Confesiones sobre la palabra escrita

 

Algunas veces he tenido dudas de mis amores. Es cómo que debía elegir por uno u otro, aunque cada uno de ellos me conmovía de manera diferente. Me debatí algún tiempo por cuál sería el elegido. Éste me daba lo que aquel no me ofrecía. Y aquel me tentaba por lo que este no entregaba. Y no fueron solo dos. Habitan varios en mi corazón desde los primeros años de vida.

Después de largos debates internos, descubrí que no quiero dejar a ninguno, ni privilegiar uno sobre otro. 
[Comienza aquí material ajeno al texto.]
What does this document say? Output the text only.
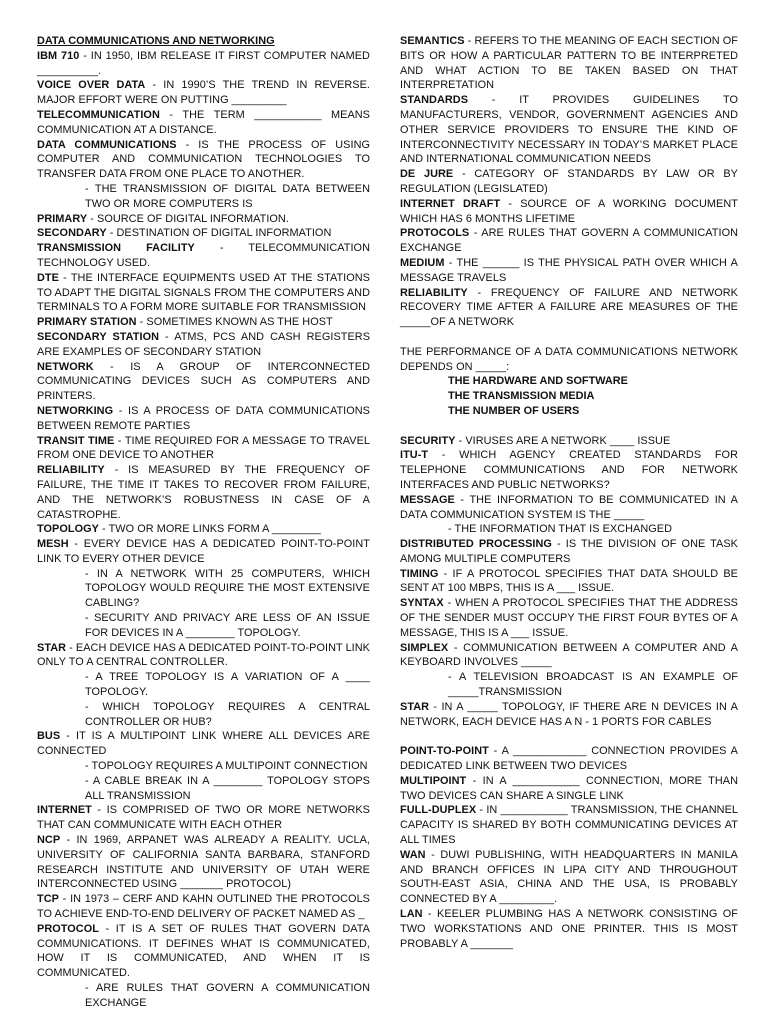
DATA COMMUNICATIONS AND NETWORKING

IBM 710 - IN 1950, IBM RELEASE IT FIRST COMPUTER NAMED __________.

VOICE OVER DATA - IN 1990’S THE TREND IN REVERSE. MAJOR EFFORT WERE ON PUTTING _________

TELECOMMUNICATION - THE TERM ___________ MEANS COMMUNICATION AT A DISTANCE.

DATA COMMUNICATIONS - IS THE PROCESS OF USING COMPUTER AND COMMUNICATION TECHNOLOGIES TO TRANSFER DATA FROM ONE PLACE TO ANOTHER.

- THE TRANSMISSION OF DIGITAL DATA BETWEEN TWO OR MORE COMPUTERS IS

PRIMARY - SOURCE OF DIGITAL INFORMATION.

SECONDARY - DESTINATION OF DIGITAL INFORMATION

TRANSMISSION FACILITY - TELECOMMUNICATION TECHNOLOGY USED.

DTE - THE INTERFACE EQUIPMENTS USED AT THE STATIONS TO ADAPT THE DIGITAL SIGNALS FROM THE COMPUTERS AND TERMINALS TO A FORM MORE SUITABLE FOR TRANSMISSION

PRIMARY STATION - SOMETIMES KNOWN AS THE HOST

SECONDARY STATION - ATMS, PCS AND CASH REGISTERS ARE EXAMPLES OF SECONDARY STATION

NETWORK - IS A GROUP OF INTERCONNECTED COMMUNICATING DEVICES SUCH AS COMPUTERS AND PRINTERS.

NETWORKING - IS A PROCESS OF DATA COMMUNICATIONS BETWEEN REMOTE PARTIES

TRANSIT TIME - TIME REQUIRED FOR A MESSAGE TO TRAVEL FROM ONE DEVICE TO ANOTHER

RELIABILITY - IS MEASURED BY THE FREQUENCY OF FAILURE, THE TIME IT TAKES TO RECOVER FROM FAILURE, AND THE NETWORK’S ROBUSTNESS IN CASE OF A CATASTROPHE.

TOPOLOGY - TWO OR MORE LINKS FORM A ________

MESH - EVERY DEVICE HAS A DEDICATED POINT-TO-POINT LINK TO EVERY OTHER DEVICE

- IN A NETWORK WITH 25 COMPUTERS, WHICH TOPOLOGY WOULD REQUIRE THE MOST EXTENSIVE CABLING?

- SECURITY AND PRIVACY ARE LESS OF AN ISSUE FOR DEVICES IN A ________ TOPOLOGY.

STAR - EACH DEVICE HAS A DEDICATED POINT-TO-POINT LINK ONLY TO A CENTRAL CONTROLLER.

- A TREE TOPOLOGY IS A VARIATION OF A ____ TOPOLOGY.

- WHICH TOPOLOGY REQUIRES A CENTRAL CONTROLLER OR HUB?

BUS - IT IS A MULTIPOINT LINK WHERE ALL DEVICES ARE CONNECTED

- TOPOLOGY REQUIRES A MULTIPOINT CONNECTION

- A CABLE BREAK IN A ________ TOPOLOGY STOPS ALL TRANSMISSION

INTERNET - IS COMPRISED OF TWO OR MORE NETWORKS THAT CAN COMMUNICATE WITH EACH OTHER

NCP - IN 1969, ARPANET WAS ALREADY A REALITY. UCLA, UNIVERSITY OF CALIFORNIA SANTA BARBARA, STANFORD RESEARCH INSTITUTE AND UNIVERSITY OF UTAH WERE INTERCONNECTED USING _______ PROTOCOL)

TCP - IN 1973 – CERF AND KAHN OUTLINED THE PROTOCOLS TO ACHIEVE END-TO-END DELIVERY OF PACKET NAMED AS _

PROTOCOL - IT IS A SET OF RULES THAT GOVERN DATA COMMUNICATIONS. IT DEFINES WHAT IS COMMUNICATED, HOW IT IS COMMUNICATED, AND WHEN IT IS COMMUNICATED.

- ARE RULES THAT GOVERN A COMMUNICATION EXCHANGE

SEMANTICS - REFERS TO THE MEANING OF EACH SECTION OF BITS OR HOW A PARTICULAR PATTERN TO BE INTERPRETED AND WHAT ACTION TO BE TAKEN BASED ON THAT INTERPRETATION

STANDARDS - IT PROVIDES GUIDELINES TO MANUFACTURERS, VENDOR, GOVERNMENT AGENCIES AND OTHER SERVICE PROVIDERS TO ENSURE THE KIND OF INTERCONNECTIVITY NECESSARY IN TODAY’S MARKET PLACE AND INTERNATIONAL COMMUNICATION NEEDS

DE JURE - CATEGORY OF STANDARDS BY LAW OR BY REGULATION (LEGISLATED)

INTERNET DRAFT - SOURCE OF A WORKING DOCUMENT WHICH HAS 6 MONTHS LIFETIME

PROTOCOLS - ARE RULES THAT GOVERN A COMMUNICATION EXCHANGE

MEDIUM - THE ______ IS THE PHYSICAL PATH OVER WHICH A MESSAGE TRAVELS

RELIABILITY - FREQUENCY OF FAILURE AND NETWORK RECOVERY TIME AFTER A FAILURE ARE MEASURES OF THE _____OF A NETWORK

THE PERFORMANCE OF A DATA COMMUNICATIONS NETWORK DEPENDS ON _____:

THE HARDWARE AND SOFTWARE

THE TRANSMISSION MEDIA

THE NUMBER OF USERS

SECURITY - VIRUSES ARE A NETWORK ____ ISSUE

ITU-T - WHICH AGENCY CREATED STANDARDS FOR TELEPHONE COMMUNICATIONS AND FOR NETWORK INTERFACES AND PUBLIC NETWORKS?

MESSAGE - THE INFORMATION TO BE COMMUNICATED IN A DATA COMMUNICATION SYSTEM IS THE _____

- THE INFORMATION THAT IS EXCHANGED

DISTRIBUTED PROCESSING - IS THE DIVISION OF ONE TASK AMONG MULTIPLE COMPUTERS

TIMING - IF A PROTOCOL SPECIFIES THAT DATA SHOULD BE SENT AT 100 MBPS, THIS IS A ___ ISSUE.

SYNTAX - WHEN A PROTOCOL SPECIFIES THAT THE ADDRESS OF THE SENDER MUST OCCUPY THE FIRST FOUR BYTES OF A MESSAGE, THIS IS A ___ ISSUE.

SIMPLEX - COMMUNICATION BETWEEN A COMPUTER AND A KEYBOARD INVOLVES _____

- A TELEVISION BROADCAST IS AN EXAMPLE OF _____TRANSMISSION

STAR - IN A _____ TOPOLOGY, IF THERE ARE N DEVICES IN A NETWORK, EACH DEVICE HAS A N - 1 PORTS FOR CABLES

POINT-TO-POINT - A ____________ CONNECTION PROVIDES A DEDICATED LINK BETWEEN TWO DEVICES

MULTIPOINT - IN A ___________ CONNECTION, MORE THAN TWO DEVICES CAN SHARE A SINGLE LINK

FULL-DUPLEX - IN ___________ TRANSMISSION, THE CHANNEL CAPACITY IS SHARED BY BOTH COMMUNICATING DEVICES AT ALL TIMES

WAN - DUWI PUBLISHING, WITH HEADQUARTERS IN MANILA AND BRANCH OFFICES IN LIPA CITY AND THROUGHOUT SOUTH-EAST ASIA, CHINA AND THE USA, IS PROBABLY CONNECTED BY A _________.

LAN - KEELER PLUMBING HAS A NETWORK CONSISTING OF TWO WORKSTATIONS AND ONE PRINTER. THIS IS MOST PROBABLY A _______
Quienes me producen tantos desvelos son la arquitectura, la pintura, el cine, la cocina y ahora, recién llegada, la palabra escrita. Todos pueden ayudarme en la tarea del hacer y no estoy dispuesta a renunciar a ninguno. ¿Porqué elegir si puedo incluirlos a todos? 

Los adoptados son atentos y aceptan vivir en mí para entregarme sus dichas.

Hace poco más de un año decidí escribir en forma ordenada, seria y con conducta, tal vez para poder compensar todas las pérdidas sufridas, todo lo que la vida me arrancó. ¿No dicen acaso que la escritura es sanadora?

Yo estaba despidiéndome a mi misma, en una profunda soledad llena de adioses. ¿Acaso, alguien puede imaginar la privación que consiste no hablar, no escuchar, no compartir ni acariciar? 

Entre llanto floreció el poderoso abrazo de la palabra escrita. Al comienzo fue una distracción, un pasatiempo, una fiesta para mitigar mi desasosiego. Luego apareció ante mí un nuevo mundo de fascinación, que no era intrascendente ni pasatista. Pude llegar al fondo de lo guardado en mi pecho, tocar mis turbaciones escondidas, pasar por el llanto, la risa, la tristeza y la alegría, por el dolor y el placer. Por la quietud y la marcha pero, sobre todo, llegar al universo de la esperanza.

Pude, al fin, descubrirme. Saber quién soy y quién quiero ser. Poner en claro los caminos recorridos y colmar de luz las sendas a recorrer. Es atreverse a dejarse ir, a flotar, a volar. Dejar que nazcan nuevas emociones.